Uhhh, okay, there’s at least one unfortunate way to read that sentence. “You mean it makes you feel like a good person to wear a cross?”
“No, of course not,” she said. “It just…” She smiled sheepishly. “It makes me feel good to rub it.”
I’ve been ready for that sentence for years, but the context is all wrong.
“When I’m worried, I rub it with my fingers and it makes the worry go away.”
Aha, okay. It’s a simple talisman. And Erin does spend more time worrying than she ought to. I told her about the jade worry stone I carried in my pocket throughout middle school. Same deal. It did make me feel better. Her cross has no more connection to God than my worry stone. In fact, her concern is that people might think it did when it didn’t.
I asked if I could feel the cross. The pink beads are threaded on two axes and revolve pleasantly beneath the fingertips. “Hey, that is nice,” I said. “Better than my rock!”

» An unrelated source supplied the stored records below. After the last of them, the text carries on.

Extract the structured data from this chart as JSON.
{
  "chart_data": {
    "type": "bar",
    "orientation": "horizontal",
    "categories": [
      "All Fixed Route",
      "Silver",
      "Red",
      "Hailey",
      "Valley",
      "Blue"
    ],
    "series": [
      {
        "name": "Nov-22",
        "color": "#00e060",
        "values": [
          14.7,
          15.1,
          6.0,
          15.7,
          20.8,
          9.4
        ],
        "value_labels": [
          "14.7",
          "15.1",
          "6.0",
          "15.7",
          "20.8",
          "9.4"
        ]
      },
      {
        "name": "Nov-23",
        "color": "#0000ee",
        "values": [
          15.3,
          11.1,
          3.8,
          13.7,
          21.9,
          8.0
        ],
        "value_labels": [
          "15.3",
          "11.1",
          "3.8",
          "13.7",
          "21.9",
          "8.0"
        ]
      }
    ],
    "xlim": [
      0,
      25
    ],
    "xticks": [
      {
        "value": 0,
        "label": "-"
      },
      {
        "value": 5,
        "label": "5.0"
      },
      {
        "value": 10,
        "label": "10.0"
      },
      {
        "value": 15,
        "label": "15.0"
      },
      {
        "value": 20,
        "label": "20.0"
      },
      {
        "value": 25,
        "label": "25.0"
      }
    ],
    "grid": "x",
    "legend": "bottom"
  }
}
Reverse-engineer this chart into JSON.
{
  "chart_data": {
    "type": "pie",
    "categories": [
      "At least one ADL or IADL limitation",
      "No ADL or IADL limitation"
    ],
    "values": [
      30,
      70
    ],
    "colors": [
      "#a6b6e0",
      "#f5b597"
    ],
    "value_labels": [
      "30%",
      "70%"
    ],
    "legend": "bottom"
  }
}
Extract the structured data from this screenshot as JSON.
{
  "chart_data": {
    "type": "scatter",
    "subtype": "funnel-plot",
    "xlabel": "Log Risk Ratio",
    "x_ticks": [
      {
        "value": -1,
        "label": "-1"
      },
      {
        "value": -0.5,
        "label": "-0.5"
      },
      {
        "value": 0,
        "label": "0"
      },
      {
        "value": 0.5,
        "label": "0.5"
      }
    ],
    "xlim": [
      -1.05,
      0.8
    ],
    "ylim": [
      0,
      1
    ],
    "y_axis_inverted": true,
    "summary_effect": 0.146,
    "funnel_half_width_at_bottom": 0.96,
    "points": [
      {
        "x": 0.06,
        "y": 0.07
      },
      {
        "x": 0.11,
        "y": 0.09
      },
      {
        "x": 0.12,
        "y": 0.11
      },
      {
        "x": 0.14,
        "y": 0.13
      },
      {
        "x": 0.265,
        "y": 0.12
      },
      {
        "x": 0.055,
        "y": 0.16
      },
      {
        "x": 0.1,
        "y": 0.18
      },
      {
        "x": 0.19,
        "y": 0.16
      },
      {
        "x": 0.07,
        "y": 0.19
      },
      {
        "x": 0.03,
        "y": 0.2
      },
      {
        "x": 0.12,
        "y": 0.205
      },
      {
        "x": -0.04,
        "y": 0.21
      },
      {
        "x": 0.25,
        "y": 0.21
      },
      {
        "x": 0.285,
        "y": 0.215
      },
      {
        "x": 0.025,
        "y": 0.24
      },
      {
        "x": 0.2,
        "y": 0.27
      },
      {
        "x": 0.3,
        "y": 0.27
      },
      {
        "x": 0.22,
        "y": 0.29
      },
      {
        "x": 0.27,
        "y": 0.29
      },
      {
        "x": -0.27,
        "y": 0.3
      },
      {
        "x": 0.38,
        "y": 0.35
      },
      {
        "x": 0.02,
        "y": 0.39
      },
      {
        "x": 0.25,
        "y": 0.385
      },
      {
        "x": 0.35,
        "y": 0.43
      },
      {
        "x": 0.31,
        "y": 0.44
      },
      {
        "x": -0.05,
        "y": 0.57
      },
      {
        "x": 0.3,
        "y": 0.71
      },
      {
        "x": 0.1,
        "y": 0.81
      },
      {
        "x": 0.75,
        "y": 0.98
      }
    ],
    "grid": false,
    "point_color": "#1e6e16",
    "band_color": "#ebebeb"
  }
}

She laughed. She’s worn the cross for a week now. And if I know my girl, the compulsion to explain what she does and doesn’t believe is eventually going to surface. It’ll be a conversation starter for her. I could have found a reason to disallow it — something about disrespecting the beliefs of others, perhaps — but I wasn’t fishing for a way to disallow it. On the contrary, I fish for ways to allow things. Here’s a chance for her to engage and think about issues of identity and belief and symbolism. Why miss that chance?
Most important of all, I know it isn’t likely to cast a spell on her—in part because I didn’t treat it like fearful magic, and in part because I know my girl.